# DuoPhase wired split, series, parallel (with vid)



## geekmacdaddy (Aug 26, 2019)

Thanks for the wiring help, Mike. Being able to output left and right, splitting the units, but controlling the rate using the sweep switch is fantastic.


----------



## griff10672 (Aug 26, 2019)

YES !!!    a new Jeff Rubin Electronics Vid !!!   

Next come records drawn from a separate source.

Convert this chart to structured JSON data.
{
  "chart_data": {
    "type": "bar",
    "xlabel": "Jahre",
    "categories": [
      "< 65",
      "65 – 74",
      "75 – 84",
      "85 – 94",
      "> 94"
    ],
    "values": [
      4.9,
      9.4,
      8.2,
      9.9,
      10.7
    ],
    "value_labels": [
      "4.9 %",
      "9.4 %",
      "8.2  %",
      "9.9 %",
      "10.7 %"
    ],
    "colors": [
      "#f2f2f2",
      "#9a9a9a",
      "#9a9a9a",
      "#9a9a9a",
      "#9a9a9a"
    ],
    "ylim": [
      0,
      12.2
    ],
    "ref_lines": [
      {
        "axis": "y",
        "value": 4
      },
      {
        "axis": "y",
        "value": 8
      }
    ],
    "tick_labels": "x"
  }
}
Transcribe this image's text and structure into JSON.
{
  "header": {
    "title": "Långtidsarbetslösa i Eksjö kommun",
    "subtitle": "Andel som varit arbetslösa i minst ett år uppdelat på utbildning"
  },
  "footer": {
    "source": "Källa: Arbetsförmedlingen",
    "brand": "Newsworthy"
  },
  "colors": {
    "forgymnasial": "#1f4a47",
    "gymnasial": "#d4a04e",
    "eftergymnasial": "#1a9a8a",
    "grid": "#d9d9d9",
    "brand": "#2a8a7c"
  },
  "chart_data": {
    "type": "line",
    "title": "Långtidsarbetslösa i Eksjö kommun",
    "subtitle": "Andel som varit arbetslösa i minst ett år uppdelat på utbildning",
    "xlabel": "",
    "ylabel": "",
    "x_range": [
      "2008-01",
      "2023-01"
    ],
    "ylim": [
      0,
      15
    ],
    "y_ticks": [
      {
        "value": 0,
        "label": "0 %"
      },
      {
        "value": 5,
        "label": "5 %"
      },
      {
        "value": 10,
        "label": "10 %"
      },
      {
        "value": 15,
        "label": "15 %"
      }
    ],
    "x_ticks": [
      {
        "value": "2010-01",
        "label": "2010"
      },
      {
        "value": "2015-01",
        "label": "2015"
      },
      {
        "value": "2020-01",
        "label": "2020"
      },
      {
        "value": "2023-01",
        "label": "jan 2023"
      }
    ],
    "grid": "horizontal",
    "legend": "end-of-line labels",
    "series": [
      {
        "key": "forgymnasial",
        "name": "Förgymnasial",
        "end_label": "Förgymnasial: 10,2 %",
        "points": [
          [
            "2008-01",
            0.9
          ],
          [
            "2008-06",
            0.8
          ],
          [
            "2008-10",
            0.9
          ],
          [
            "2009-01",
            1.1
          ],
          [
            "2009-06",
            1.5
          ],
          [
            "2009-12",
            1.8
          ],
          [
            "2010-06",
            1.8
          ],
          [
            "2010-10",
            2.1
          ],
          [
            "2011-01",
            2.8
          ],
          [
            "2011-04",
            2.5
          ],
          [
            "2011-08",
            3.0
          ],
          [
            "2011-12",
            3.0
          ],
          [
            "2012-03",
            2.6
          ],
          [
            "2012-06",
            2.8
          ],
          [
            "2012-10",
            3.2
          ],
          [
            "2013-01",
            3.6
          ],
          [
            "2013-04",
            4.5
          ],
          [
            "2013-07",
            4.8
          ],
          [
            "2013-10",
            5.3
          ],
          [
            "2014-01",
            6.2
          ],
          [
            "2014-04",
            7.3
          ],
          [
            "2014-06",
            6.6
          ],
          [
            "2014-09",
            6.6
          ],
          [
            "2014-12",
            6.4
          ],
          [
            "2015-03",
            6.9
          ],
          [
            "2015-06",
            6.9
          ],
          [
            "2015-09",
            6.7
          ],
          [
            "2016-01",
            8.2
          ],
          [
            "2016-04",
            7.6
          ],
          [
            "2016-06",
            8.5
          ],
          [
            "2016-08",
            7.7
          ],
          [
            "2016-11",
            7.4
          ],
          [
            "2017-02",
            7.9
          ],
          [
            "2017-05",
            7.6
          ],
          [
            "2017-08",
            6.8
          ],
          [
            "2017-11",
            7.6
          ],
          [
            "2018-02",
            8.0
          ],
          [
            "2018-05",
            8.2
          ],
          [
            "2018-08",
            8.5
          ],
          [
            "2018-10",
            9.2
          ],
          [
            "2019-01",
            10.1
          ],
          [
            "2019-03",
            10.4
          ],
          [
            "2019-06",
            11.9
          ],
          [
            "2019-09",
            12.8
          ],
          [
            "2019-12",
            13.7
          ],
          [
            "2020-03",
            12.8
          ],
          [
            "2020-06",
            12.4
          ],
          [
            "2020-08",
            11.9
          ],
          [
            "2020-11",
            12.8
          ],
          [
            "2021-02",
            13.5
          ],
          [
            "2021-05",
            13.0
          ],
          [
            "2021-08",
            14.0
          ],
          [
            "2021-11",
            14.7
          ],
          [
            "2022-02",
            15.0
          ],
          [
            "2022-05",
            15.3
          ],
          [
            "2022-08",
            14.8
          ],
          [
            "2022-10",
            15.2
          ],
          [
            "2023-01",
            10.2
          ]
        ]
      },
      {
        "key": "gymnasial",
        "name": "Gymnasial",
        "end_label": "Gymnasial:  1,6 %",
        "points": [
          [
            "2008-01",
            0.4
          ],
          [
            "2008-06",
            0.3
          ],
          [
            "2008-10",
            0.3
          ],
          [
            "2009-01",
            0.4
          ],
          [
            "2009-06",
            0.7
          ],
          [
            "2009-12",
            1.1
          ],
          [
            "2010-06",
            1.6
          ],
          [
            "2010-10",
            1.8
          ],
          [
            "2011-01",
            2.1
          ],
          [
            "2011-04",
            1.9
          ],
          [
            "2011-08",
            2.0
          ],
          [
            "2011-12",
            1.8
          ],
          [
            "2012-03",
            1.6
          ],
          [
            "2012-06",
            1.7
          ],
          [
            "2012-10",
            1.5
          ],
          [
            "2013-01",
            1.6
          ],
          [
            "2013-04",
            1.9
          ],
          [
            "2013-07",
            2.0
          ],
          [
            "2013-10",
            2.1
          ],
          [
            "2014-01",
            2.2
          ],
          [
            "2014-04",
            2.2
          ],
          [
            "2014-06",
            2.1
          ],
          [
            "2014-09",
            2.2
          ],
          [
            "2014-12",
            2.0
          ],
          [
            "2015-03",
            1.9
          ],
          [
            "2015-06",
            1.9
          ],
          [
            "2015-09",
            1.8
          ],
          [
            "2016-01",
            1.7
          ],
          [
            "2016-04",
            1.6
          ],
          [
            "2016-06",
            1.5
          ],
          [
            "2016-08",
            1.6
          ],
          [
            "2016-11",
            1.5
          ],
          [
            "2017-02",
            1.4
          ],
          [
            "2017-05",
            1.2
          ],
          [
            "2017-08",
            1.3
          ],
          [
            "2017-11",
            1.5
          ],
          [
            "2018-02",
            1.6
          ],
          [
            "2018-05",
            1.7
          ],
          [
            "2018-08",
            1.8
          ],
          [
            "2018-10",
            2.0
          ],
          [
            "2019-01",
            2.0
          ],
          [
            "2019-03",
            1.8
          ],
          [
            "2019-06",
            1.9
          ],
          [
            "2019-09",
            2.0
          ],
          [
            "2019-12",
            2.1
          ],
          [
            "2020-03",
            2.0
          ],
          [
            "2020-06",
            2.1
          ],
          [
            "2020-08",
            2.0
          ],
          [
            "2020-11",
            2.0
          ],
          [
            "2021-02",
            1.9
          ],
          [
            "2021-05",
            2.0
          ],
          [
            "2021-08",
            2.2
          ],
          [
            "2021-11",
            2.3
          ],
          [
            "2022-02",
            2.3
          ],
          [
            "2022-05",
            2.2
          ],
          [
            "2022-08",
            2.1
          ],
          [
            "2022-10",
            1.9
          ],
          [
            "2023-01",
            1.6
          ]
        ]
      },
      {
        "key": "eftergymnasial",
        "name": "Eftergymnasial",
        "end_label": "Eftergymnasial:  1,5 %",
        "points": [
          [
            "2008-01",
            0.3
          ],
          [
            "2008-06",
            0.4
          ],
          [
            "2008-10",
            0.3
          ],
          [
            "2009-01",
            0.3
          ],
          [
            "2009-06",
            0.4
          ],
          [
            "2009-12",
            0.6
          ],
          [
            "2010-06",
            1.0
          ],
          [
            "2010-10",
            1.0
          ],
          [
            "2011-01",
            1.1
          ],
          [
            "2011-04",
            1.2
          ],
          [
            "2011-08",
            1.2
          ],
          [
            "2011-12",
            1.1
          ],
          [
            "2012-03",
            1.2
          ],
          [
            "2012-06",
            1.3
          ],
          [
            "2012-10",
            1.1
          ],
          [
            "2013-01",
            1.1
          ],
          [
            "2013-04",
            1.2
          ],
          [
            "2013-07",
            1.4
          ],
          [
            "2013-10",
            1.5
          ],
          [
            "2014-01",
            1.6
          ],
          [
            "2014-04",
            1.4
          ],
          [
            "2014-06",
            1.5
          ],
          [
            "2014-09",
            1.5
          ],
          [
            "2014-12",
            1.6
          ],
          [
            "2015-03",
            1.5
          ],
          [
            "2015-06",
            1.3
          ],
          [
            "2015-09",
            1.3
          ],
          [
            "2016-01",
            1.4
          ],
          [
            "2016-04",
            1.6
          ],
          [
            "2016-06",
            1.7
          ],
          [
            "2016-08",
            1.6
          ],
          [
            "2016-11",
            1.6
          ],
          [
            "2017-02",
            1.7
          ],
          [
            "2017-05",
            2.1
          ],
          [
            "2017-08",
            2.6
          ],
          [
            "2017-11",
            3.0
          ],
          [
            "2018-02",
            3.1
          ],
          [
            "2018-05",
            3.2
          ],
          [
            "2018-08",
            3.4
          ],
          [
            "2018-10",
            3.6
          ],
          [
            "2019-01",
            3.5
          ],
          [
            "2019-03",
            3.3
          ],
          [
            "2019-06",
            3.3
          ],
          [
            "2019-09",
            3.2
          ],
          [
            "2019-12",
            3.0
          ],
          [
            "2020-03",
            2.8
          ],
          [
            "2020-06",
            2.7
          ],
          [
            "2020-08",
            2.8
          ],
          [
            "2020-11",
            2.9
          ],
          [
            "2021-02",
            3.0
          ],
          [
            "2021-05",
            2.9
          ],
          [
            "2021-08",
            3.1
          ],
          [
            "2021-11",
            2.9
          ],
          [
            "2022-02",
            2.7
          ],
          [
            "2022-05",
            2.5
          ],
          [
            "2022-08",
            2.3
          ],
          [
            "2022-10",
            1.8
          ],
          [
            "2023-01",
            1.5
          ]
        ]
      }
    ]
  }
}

Looks and sounds great Geek !!


----------



## geekmacdaddy (Aug 26, 2019)

griff10672 said:


> YES !!!    a new Jeff Rubin Electronics Vid !!!
> 
> Looks and sounds great Geek !!


 thanks Griff


----------



## p_wats (Aug 27, 2019)

Woah! That looks and sounds awesome. Love the stereo options.


----------



## geekmacdaddy (Aug 27, 2019)

p_wats said:


> Woah! That looks and sounds awesome. Love the stereo options.


 thank you


----------



## Fuzzonaut (Aug 27, 2019)

Ahh those sounds, phasing at its best! I also love the name!


----------



## geekmacdaddy (Aug 27, 2019)

Fuzzonaut said:


> Ahh those sounds, phasing at its best! I also love the name!


thanks


----------



## Gordo (Aug 27, 2019)

Great build in and out and I REALLY liked the stereo demo.  That slow sweep spinning around my monitors sounded crazy good.  Nicely done!


----------



## geekmacdaddy (Aug 27, 2019)

Gordo said:


> Great build in and out and I REALLY liked the stereo demo.  That slow sweep spinning around my monitors sounded crazy good.  Nicely done!


Exactly what I like about it too, Gordo. Crazy pedal.


----------



## Dreamlands (Aug 27, 2019)

Sounds great, man.  Good stuff, thank you for sharing!


----------



## geekmacdaddy (Aug 27, 2019)

Dreamlands said:


> Sounds great, man.  Good stuff, thank you for sharing!


Thank you very much.  My pleasure.


----------



## Barry (Aug 28, 2019)

Awesome!


----------